MCワークス エクスプロージョン7105HFは、このテンポを作りやすい長さだと感じます。長すぎないので取り回しがしやすく、脇への収まりも比較的良い。ファイトだけでなく、キャスト前後の一連の動きがスムーズになりやすいのは、船上で大きな武器です。
特に、投げ直しが多い日や、ナブラの進行方向を読んで素早く入れ直したい場面では、こうした扱いやすさが効いてきます。ロッド単体で見れば数インチの違いでも、船の上ではその差が想像以上に大きい。だからこそMCワークス エクスプロージョン7105HFは、スペック以上に「実戦的」と感じる人が多いのだと思います。
MCワークス エクスプロージョン7105HFが向いている人、少しズレる人
このロッドが向いているのは、まず長すぎるロッドがしっくりこない人です。飛距離も欲しいが、まずは投げやすさと取り回しを優先したい。そんな人にはかなり相性がいいはずです。

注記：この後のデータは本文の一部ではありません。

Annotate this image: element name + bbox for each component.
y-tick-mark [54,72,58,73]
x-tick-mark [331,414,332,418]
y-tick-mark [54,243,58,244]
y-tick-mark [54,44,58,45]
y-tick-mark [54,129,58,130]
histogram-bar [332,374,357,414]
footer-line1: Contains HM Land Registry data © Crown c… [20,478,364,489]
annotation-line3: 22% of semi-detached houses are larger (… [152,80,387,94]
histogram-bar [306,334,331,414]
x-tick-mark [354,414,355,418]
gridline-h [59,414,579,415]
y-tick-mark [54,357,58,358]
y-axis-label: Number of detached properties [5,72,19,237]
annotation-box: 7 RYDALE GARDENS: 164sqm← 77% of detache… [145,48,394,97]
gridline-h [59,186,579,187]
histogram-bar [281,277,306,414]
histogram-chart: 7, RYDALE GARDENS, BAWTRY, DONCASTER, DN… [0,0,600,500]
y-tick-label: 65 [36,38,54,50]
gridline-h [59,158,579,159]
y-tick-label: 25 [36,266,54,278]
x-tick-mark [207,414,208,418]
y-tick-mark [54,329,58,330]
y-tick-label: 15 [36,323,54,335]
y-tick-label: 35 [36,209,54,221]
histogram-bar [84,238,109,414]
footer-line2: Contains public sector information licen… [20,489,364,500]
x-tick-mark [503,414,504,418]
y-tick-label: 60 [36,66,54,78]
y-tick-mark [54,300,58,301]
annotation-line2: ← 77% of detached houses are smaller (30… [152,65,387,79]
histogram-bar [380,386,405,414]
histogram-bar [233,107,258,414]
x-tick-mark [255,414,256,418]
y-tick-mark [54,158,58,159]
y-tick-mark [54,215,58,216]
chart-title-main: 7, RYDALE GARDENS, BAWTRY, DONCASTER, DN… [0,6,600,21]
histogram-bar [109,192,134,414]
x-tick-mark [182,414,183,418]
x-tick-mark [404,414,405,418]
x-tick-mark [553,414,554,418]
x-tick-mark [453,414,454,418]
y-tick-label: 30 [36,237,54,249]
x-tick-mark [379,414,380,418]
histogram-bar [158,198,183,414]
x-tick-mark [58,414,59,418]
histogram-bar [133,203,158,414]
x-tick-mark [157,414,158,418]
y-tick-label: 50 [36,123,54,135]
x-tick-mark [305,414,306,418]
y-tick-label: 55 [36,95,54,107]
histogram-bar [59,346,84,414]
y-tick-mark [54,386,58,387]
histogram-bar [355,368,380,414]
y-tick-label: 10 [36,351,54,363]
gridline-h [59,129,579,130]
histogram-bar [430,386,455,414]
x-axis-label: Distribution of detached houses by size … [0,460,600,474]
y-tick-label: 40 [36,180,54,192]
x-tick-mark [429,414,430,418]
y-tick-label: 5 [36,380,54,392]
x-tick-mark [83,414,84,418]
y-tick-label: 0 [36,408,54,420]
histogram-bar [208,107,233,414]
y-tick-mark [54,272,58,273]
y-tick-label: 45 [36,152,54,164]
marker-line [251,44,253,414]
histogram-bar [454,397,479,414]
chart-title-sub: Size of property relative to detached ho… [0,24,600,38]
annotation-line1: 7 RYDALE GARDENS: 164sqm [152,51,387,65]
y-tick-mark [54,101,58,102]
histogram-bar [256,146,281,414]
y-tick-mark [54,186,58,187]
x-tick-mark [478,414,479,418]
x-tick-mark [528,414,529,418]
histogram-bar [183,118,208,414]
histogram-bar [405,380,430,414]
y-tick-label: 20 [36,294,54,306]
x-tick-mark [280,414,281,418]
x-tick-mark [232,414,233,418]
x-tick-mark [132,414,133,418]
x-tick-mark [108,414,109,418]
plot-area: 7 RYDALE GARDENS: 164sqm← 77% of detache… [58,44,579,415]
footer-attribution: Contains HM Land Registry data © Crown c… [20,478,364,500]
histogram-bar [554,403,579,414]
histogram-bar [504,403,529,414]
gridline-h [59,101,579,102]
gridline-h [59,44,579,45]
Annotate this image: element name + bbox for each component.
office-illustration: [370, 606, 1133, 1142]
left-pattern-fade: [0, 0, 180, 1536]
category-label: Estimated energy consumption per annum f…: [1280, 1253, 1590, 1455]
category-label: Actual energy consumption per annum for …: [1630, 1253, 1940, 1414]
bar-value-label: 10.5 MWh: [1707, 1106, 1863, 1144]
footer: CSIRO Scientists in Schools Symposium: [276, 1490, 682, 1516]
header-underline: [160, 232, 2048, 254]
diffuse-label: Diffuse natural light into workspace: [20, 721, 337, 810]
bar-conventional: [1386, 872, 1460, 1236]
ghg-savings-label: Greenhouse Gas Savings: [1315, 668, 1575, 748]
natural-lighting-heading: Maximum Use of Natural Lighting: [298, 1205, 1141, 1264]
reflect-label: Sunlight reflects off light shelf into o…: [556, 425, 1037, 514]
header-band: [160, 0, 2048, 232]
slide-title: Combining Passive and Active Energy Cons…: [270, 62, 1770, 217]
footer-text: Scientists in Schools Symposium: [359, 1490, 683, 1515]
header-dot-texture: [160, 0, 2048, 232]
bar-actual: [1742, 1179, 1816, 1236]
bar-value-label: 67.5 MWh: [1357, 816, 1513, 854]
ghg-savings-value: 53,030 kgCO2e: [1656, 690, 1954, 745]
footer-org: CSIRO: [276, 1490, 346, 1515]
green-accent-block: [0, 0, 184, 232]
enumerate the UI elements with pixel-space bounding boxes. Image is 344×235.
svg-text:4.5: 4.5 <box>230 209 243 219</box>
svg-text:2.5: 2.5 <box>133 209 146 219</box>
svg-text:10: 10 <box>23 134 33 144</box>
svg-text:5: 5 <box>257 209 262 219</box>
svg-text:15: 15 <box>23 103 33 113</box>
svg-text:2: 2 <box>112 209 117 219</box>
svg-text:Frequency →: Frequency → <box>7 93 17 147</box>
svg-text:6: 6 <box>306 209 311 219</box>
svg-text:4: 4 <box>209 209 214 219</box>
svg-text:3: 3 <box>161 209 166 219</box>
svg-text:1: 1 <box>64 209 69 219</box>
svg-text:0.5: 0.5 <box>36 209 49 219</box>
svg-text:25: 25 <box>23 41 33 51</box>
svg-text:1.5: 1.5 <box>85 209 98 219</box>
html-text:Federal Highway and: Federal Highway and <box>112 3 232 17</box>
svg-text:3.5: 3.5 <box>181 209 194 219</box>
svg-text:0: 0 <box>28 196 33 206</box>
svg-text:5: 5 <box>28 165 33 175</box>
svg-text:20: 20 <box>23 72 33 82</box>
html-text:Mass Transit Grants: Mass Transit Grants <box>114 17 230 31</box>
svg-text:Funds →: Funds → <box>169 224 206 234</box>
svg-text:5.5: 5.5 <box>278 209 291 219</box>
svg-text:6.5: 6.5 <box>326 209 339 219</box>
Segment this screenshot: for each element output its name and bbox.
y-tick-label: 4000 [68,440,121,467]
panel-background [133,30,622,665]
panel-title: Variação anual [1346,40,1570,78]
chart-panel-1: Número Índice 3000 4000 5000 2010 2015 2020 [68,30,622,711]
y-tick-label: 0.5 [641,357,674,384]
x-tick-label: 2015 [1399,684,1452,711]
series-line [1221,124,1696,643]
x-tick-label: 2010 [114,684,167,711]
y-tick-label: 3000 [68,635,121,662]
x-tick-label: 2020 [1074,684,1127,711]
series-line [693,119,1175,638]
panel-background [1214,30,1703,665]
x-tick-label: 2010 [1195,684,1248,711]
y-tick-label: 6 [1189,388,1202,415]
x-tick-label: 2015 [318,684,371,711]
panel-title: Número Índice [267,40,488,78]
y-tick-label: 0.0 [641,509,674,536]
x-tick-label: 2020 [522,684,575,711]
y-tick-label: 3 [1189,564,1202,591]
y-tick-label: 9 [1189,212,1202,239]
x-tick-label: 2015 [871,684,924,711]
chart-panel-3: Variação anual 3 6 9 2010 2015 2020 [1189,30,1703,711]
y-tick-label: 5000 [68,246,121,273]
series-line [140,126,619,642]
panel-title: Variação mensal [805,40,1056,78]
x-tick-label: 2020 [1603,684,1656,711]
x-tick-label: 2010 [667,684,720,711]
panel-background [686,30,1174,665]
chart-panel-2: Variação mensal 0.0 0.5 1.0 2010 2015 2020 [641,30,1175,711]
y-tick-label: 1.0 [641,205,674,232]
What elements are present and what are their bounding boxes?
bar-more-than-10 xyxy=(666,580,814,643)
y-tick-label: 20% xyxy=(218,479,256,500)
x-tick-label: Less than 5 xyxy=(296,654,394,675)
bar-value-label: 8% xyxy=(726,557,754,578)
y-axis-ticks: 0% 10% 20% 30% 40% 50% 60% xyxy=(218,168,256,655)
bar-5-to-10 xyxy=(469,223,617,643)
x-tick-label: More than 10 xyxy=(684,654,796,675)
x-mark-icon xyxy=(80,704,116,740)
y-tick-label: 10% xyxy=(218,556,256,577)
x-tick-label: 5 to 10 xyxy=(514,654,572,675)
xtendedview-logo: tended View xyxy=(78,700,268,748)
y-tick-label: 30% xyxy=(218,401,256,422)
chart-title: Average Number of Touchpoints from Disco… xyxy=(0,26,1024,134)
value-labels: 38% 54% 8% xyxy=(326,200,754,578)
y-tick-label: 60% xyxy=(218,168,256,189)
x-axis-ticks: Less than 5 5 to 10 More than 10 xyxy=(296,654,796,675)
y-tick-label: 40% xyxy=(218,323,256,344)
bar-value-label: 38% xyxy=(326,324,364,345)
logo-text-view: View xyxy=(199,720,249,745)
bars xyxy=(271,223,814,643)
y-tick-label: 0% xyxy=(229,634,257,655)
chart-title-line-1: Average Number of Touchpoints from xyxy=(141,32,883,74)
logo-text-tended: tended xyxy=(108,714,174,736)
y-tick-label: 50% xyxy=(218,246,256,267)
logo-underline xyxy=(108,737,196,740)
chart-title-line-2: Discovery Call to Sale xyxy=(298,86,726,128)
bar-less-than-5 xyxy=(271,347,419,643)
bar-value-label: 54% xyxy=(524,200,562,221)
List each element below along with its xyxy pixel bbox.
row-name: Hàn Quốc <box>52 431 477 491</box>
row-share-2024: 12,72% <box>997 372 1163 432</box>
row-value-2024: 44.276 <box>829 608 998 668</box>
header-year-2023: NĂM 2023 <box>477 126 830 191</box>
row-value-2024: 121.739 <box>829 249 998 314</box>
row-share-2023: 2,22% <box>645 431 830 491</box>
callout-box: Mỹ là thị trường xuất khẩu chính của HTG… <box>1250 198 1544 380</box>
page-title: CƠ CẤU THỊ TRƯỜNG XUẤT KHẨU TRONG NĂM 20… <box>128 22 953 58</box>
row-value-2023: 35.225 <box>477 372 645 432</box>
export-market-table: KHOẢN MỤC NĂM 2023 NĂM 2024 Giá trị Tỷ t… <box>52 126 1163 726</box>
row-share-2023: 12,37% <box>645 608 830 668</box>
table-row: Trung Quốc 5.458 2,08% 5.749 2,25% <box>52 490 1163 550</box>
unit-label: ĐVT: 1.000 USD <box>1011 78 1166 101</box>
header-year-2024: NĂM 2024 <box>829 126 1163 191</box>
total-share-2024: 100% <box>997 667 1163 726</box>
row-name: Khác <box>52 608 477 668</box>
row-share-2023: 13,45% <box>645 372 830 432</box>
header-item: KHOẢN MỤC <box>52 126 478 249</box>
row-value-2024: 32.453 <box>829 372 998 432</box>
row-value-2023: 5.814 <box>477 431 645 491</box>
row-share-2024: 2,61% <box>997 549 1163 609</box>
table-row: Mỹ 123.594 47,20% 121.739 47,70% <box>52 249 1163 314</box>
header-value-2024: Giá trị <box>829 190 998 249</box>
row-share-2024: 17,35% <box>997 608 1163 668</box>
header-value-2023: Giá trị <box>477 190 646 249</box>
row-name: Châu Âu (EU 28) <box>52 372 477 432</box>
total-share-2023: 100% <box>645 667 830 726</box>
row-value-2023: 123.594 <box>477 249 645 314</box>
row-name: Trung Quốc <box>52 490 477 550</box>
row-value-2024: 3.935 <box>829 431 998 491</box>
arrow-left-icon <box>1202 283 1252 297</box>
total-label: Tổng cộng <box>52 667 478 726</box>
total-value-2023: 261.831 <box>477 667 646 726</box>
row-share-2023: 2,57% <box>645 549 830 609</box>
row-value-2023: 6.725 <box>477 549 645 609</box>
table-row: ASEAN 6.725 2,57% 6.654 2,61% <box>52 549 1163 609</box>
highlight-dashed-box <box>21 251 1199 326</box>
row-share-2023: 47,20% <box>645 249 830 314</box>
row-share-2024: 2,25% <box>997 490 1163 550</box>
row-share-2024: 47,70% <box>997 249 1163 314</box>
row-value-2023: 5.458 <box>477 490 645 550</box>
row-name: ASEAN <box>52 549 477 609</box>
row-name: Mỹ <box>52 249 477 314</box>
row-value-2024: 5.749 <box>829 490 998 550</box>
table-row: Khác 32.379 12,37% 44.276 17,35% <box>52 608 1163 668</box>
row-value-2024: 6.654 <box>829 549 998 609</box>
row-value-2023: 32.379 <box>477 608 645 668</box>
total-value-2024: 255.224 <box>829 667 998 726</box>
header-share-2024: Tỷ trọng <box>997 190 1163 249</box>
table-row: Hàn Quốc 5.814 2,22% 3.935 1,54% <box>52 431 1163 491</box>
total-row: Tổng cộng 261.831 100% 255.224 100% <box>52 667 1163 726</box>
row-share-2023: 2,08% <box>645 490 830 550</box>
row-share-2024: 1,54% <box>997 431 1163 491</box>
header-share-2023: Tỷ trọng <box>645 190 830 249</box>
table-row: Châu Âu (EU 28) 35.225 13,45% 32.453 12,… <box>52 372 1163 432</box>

また、PE5号前後を中心に、60g〜80g台のプラグを主力にしたい人にも合いやすいと思います。終日キャストする釣りで、体への負担を抑えつつ、大型ヒラマサにも備えたい。そういう「強さと快適さの両取り」を狙うなら、MCワークス エクスプロージョン7105HFは候補から外しにくい一本です。
一方で、より長いレングスによる遠投感を強く求める人、常に大きめのプラグを背負わせたい人、さらに上の負荷を前提にしたい人は、別の番手まで比較したほうが後悔しにくいです。ロッドは優劣ではなく相性なので、自分の釣りの中心がどこにあるかで見極めるのが大切です。
まとめ:迷っているなら「強いのに扱いやすい」という視点で見ると分かりやすい
MCワークス エクスプロージョン7105HFは、ヒラマサロッドに求められる強さを持ちながら、実際の釣りで重要になる扱いやすさをしっかり残したモデルだと思います。長くて強いだけのロッドでは疲れてしまう、でもライト寄りには振りたくない。そんな人にとって、このモデルはかなり現実的な選択肢です。
私ならこのロッドを、「大型ヒラマサも視野に入れたいが、船の上での操作性やキャストの気持ちよさも譲れない人向け」と表現します。スペックだけでは見えにくい魅力は、投げ続けやすさ、ルアーを扱いやすい重さの幅、そして掛けた後も粘り強く対応しやすいバランス感にあります。
もしMCワークス エクスプロージョン7105HFを調べていて、強さと扱いやすさのどちらを優先するか迷っているなら、私はこの一本をかなり本命寄りで考えます。ヒラマサゲームは、魚との勝負だけでなく、一日を通して投げ続ける自分との勝負でもあります。その両方に向き合いやすいロッドとして、MCワークス エクスプロージョン7105HFは十分に魅力的です。